1. YAZARLAR

  2. Mustafa Ünal

  3. Şimdi ıslak gerçekler
Mustafa Ünal

Mustafa Ünal

Yazarın Tüm Yazıları >

Şimdi ıslak gerçekler

03 Mart 2010 Çarşamba 13:30A+A-

Hiçbir belge bu kadar çok tartışılmadı. Neler söylenmedi ki... Türkiye 'belgeyi ciddiye alanlar' ve 'sulandırmak isteyenler' diye ikiye ayrıldı. Önce aslı yok, fotokopi dendi. Sırf TSK'yı yıpratmak için bir yerlerde üretildiğini iddia edenler oldu.

Genelkurmay Başkanı İlker Başbuğ, milyonların gözü önünde 'Belge değil, kâğıt parçası' dedi. Daha doğrusu dedirtildi. Askerî savcılık 'belge fotokopi' diyerek işlem yapmadı. Dosyayı rafa kaldırdı. Savcı huzurda atılan sahte imzayı da görmezden geldi.

CHP lideri Deniz Baykal 'Doğruysa vahim, gereği yapılmalı' dedi. İma yoluyla 'Başbuğ istifa etmeli' demeye getirdi. Ardından bu söylemini terk etti ve haftalar boyu 'tertip' olduğu tezini işledi durdu.

Bir ihbar mektubuyla aslı ortaya çıkınca... Tartışma daha da alevlendi. Bu kez eleştiri okları muhbir subaya yöneldi. Niye beklediği soruldu. Bu kıymetli evrakı postayla göndermesi inandırıcı bulunmadı.

Toplum 'ıslak imza makinesi' diye bir alet olduğunu o zaman öğrendi. Bir CHP milletvekili yakın tarihte Türkiye'ye ıslak imza makineleri girdiğini söyledi. O ıslak imzanın makine ile atıldığını söylemeye getirdiler.

Postadan çıkan belge üzerine savcılık harekete geçti, tam da Milli Güvenlik Kurulu toplantısındayken Albay Dursun Çiçek tutuklandı. Bu haber bir notla Başbuğ'a iletildi. Genelkurmay Başkanı çok rahatsız oldu.

Karargâh'ta orgeneraller zirvesi toplanmadı, gece ışıklar yanmadı. Ama başka bir gelişme yaşandı. Genelkurmay Başkanı'nın rahatsız olduğunu gören kimi hatırlı isimler devreye girdi, Çiçek tutuksuz yargılanmak üzere salıverildi.

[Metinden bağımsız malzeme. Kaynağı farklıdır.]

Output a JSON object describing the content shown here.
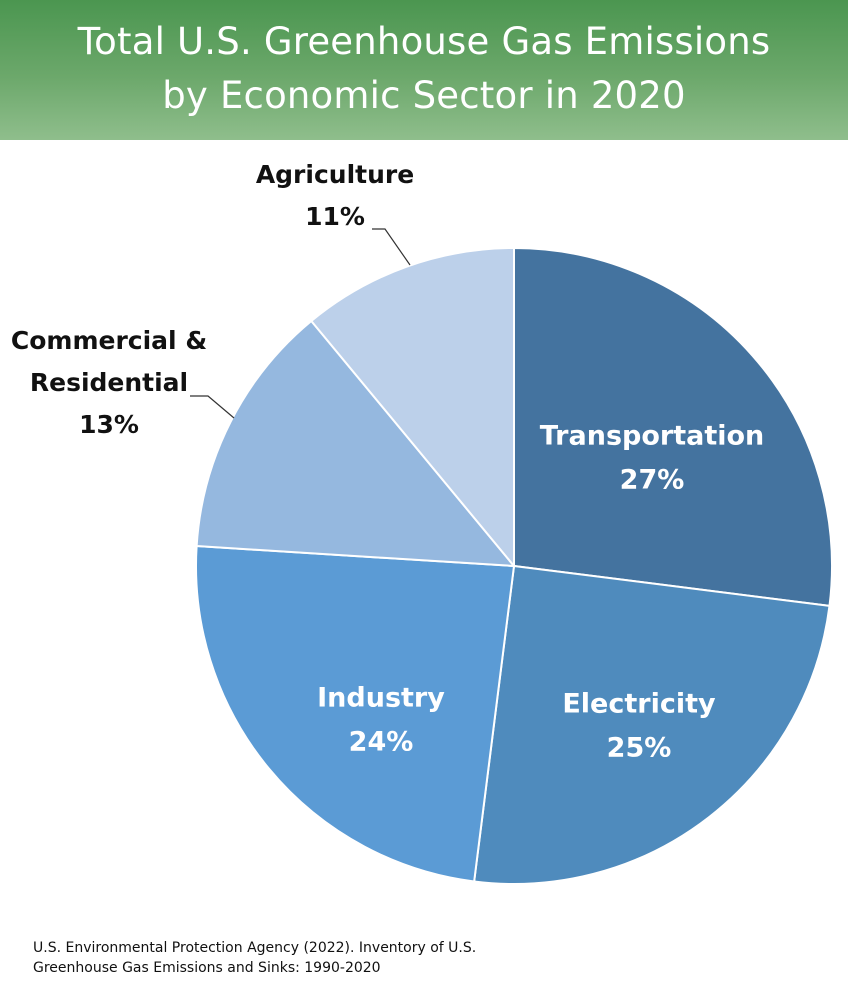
{
  "title": {
    "line1": "Total U.S. Greenhouse Gas Emissions",
    "line2": "by Economic Sector in 2020"
  },
  "colors": {
    "header_top": "#4b9650",
    "header_bottom": "#8fbe8c",
    "Transportation": "#44739f",
    "Electricity": "#4f8bbd",
    "Industry": "#5b9bd5",
    "Commercial & Residential": "#95b8df",
    "Agriculture": "#bcd0ea"
  },
  "chart_data": {
    "type": "pie",
    "title": "Total U.S. Greenhouse Gas Emissions by Economic Sector in 2020",
    "unit": "%",
    "start_angle_deg": 0,
    "direction": "clockwise",
    "slices": [
      {
        "name": "Transportation",
        "label_lines": [
          "Transportation"
        ],
        "value": 27,
        "value_label": "27%",
        "label_position": "inside"
      },
      {
        "name": "Electricity",
        "label_lines": [
          "Electricity"
        ],
        "value": 25,
        "value_label": "25%",
        "label_position": "inside"
      },
      {
        "name": "Industry",
        "label_lines": [
          "Industry"
        ],
        "value": 24,
        "value_label": "24%",
        "label_position": "inside"
      },
      {
        "name": "Commercial & Residential",
        "label_lines": [
          "Commercial &",
          "Residential"
        ],
        "value": 13,
        "value_label": "13%",
        "label_position": "outside"
      },
      {
        "name": "Agriculture",
        "label_lines": [
          "Agriculture"
        ],
        "value": 11,
        "value_label": "11%",
        "label_position": "outside"
      }
    ]
  },
  "source": {
    "line1": "U.S. Environmental Protection Agency (2022). Inventory of U.S.",
    "line2": "Greenhouse Gas Emissions and Sinks: 1990-2020"
  }
}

Adli Tıp belgeyi inceledi ve hükmünü verdi; belge gerçek, altındaki ıslak imza Dursun Çiçek'in... Gerçeğe inanmak istemeyenler buna da kulp takmaya çalıştı. Bu kez Adli Tıp Kurumu'nu tartışmaya açtılar.

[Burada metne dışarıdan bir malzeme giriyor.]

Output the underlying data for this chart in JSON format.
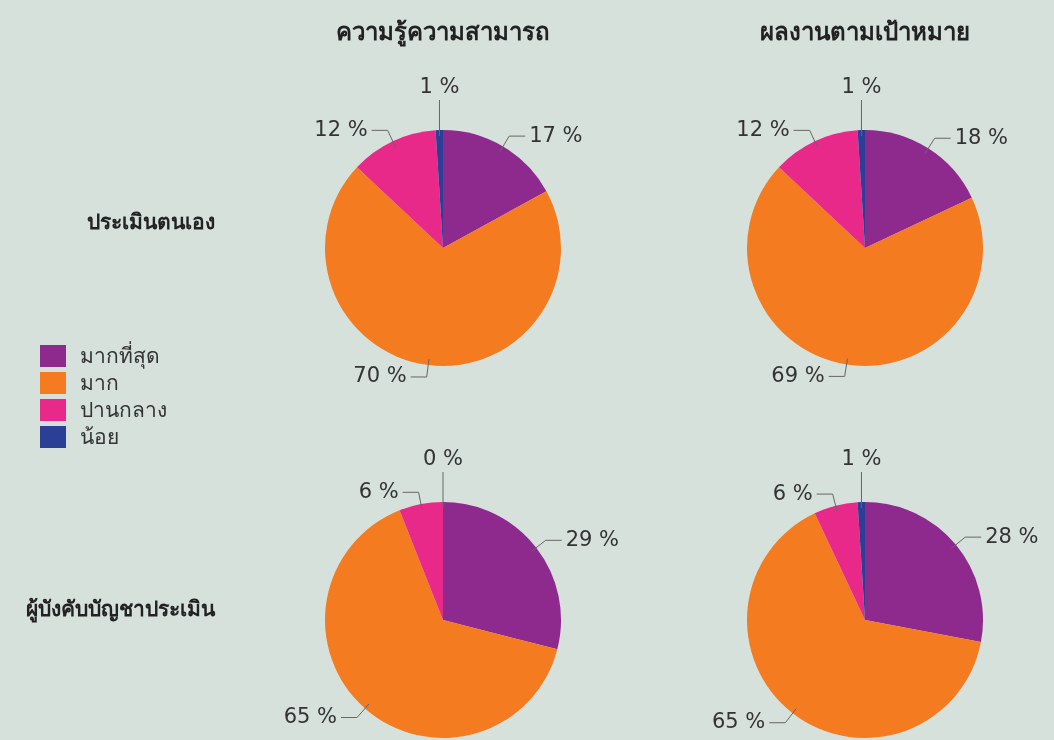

CHP lideri Deniz Baykal, kararın altında imzası bulunan uzmanları diline doladı, ayartıldığını söyledi. Grup toplantısında uzun uzun sahte belgenin nasıl gerçek yapıldığını anlattı. Bir 'Yandaş uzman' demediği kaldı.

Genelkurmay belgenin aslını istedi. Bunun üzerine savcılar kurye ile gönderdi. Islak imza Jandarma Kriminoloji'de incelemeye alındı. Kısa süre önce de karar çıktı. Jandarma 'gerçek değildir' diyemedi. Belgeyi doğruladı.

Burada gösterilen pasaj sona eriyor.